PROSUMUT – Parsadaan Pomparan Toga Sinaga (PPTSB) Indonesia dan Dewan Pimpinan Pusat Pemuda Marga Silima (PMS) Indonesia menyoroti implementasi nilai keadilan sosial dan arah tren dunia pendidikan global.
Hal ini sebagai agenda prioritas pada 2 organisasi kemasyarakatan berbasis kesukuan tersebut.
Demikian disampaikan Dr Rudi Salam Sinaga bere Sembiring, Dewan Pakar PPTSB Indonesia yang juga selaku Ketua Bidang Pendidikan dan Kemahasiswaan Dewan Pimpinan Pusat Pemuda Marga Silima Indonesia.

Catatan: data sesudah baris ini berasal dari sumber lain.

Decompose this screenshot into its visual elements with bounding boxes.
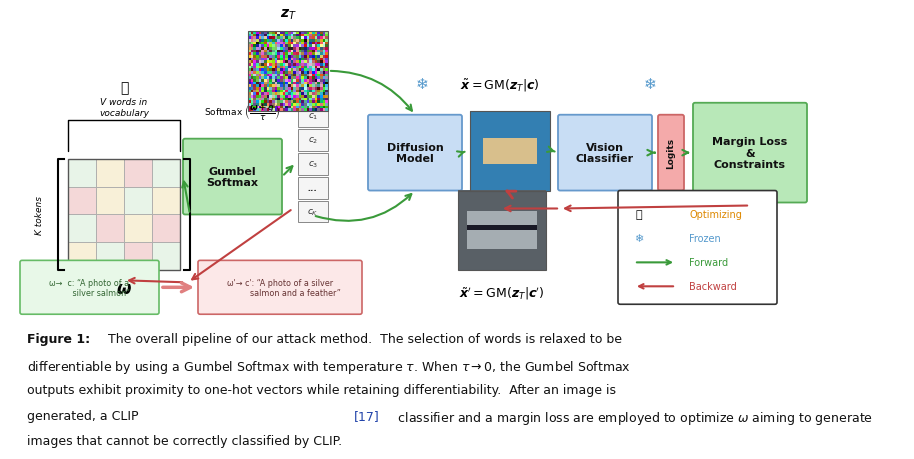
Bar [298,201,328,223]
Text: $c_K$: $c_K$ [307,207,319,217]
Bar [96,243,124,271]
Text: Backward: Backward [689,282,737,291]
Bar [124,187,152,215]
Bar [152,215,180,243]
Bar [96,159,124,187]
Text: ❄: ❄ [643,77,656,92]
Text: Frozen: Frozen [689,234,721,244]
Text: [17]: [17] [354,409,379,422]
Bar [68,215,96,243]
Text: Forward: Forward [689,258,728,268]
Bar [458,191,546,271]
FancyBboxPatch shape [618,191,777,305]
Text: ω→  c: “A photo of a
         silver salmon”: ω→ c: “A photo of a silver salmon” [49,278,130,297]
Bar [298,153,328,175]
Text: Diffusion
Model: Diffusion Model [387,142,443,164]
Text: $c_2$: $c_2$ [308,135,318,146]
Text: differentiable by using a Gumbel Softmax with temperature $\tau$. When $\tau \ri: differentiable by using a Gumbel Softmax… [27,358,632,375]
Bar [68,159,96,187]
Text: outputs exhibit proximity to one-hot vectors while retaining differentiability. : outputs exhibit proximity to one-hot vec… [27,383,616,396]
Text: Margin Loss
&
Constraints: Margin Loss & Constraints [712,137,788,170]
Bar [124,159,152,187]
Text: Softmax $\left(\dfrac{\boldsymbol{\omega}+g}{\tau}\right)$: Softmax $\left(\dfrac{\boldsymbol{\omega… [204,101,281,122]
Text: $c_1$: $c_1$ [308,111,318,122]
Text: ❄: ❄ [634,234,643,244]
Text: V words in
vocabulary: V words in vocabulary [99,98,149,118]
Text: $\tilde{\boldsymbol{x}} = \mathrm{GM}(\boldsymbol{z}_T|\boldsymbol{c})$: $\tilde{\boldsymbol{x}} = \mathrm{GM}(\b… [460,77,540,94]
Bar [124,243,152,271]
FancyBboxPatch shape [693,104,807,203]
Text: Optimizing: Optimizing [689,210,742,220]
Text: Logits: Logits [666,138,675,169]
Text: $\tilde{\boldsymbol{x}}' = \mathrm{GM}(\boldsymbol{z}_T|\boldsymbol{c}')$: $\tilde{\boldsymbol{x}}' = \mathrm{GM}(\… [459,285,545,301]
Bar [152,187,180,215]
FancyBboxPatch shape [183,140,282,215]
Text: images that cannot be correctly classified by CLIP.: images that cannot be correctly classifi… [27,434,343,447]
Text: ❄: ❄ [416,77,429,92]
Bar [152,243,180,271]
Text: Gumbel
Softmax: Gumbel Softmax [207,167,259,188]
FancyBboxPatch shape [658,116,684,191]
Text: $c_3$: $c_3$ [308,159,318,169]
Bar [68,187,96,215]
Text: ω'→ c': “A photo of a silver
            salmon and a feather”: ω'→ c': “A photo of a silver salmon and … [219,278,340,297]
Text: classifier and a margin loss are employed to optimize $\omega$ aiming to generat: classifier and a margin loss are employe… [394,409,873,425]
Text: generated, a CLIP: generated, a CLIP [27,409,143,422]
FancyBboxPatch shape [368,116,462,191]
Text: 🔥: 🔥 [120,81,128,95]
Bar [298,177,328,199]
Bar [68,243,96,271]
Bar [298,106,328,128]
FancyBboxPatch shape [20,261,159,314]
Text: $\boldsymbol{z}_T$: $\boldsymbol{z}_T$ [280,7,296,22]
Bar [96,187,124,215]
Text: Figure 1:: Figure 1: [27,332,90,345]
Bar [96,215,124,243]
Text: The overall pipeline of our attack method.  The selection of words is relaxed to: The overall pipeline of our attack metho… [101,332,622,345]
FancyBboxPatch shape [558,116,652,191]
Text: Vision
Classifier: Vision Classifier [576,142,634,164]
Bar [248,32,328,112]
Text: $\boldsymbol{\omega}$: $\boldsymbol{\omega}$ [116,280,132,297]
Bar [470,112,550,191]
FancyBboxPatch shape [198,261,362,314]
Bar [124,215,152,243]
Bar [152,159,180,187]
Text: K tokens: K tokens [36,196,45,235]
Text: ...: ... [308,184,318,193]
Bar [298,129,328,151]
Text: 🔥: 🔥 [636,210,643,220]
Bar [68,159,180,271]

Rudi mengungkapkan, PPTSB dan Pemuda Marga Silima Indonesia memiliki keanggotaan lebih dari 1,5 juta jiwa di Sumut. Bahkan, dua organisasi ini terus bergerak untuk memvalidasi jumlah keanggotaan secara digital dan manual pada area provinsi lainnya secara nasional.
“Kualitas generasi penerus marga atau suku, selain bergantung pada pendidikan internal keluarga turut dipengaruhi oleh pendidikan formal yang didapatkan di lembaga pendidikan nasional maupun internasional.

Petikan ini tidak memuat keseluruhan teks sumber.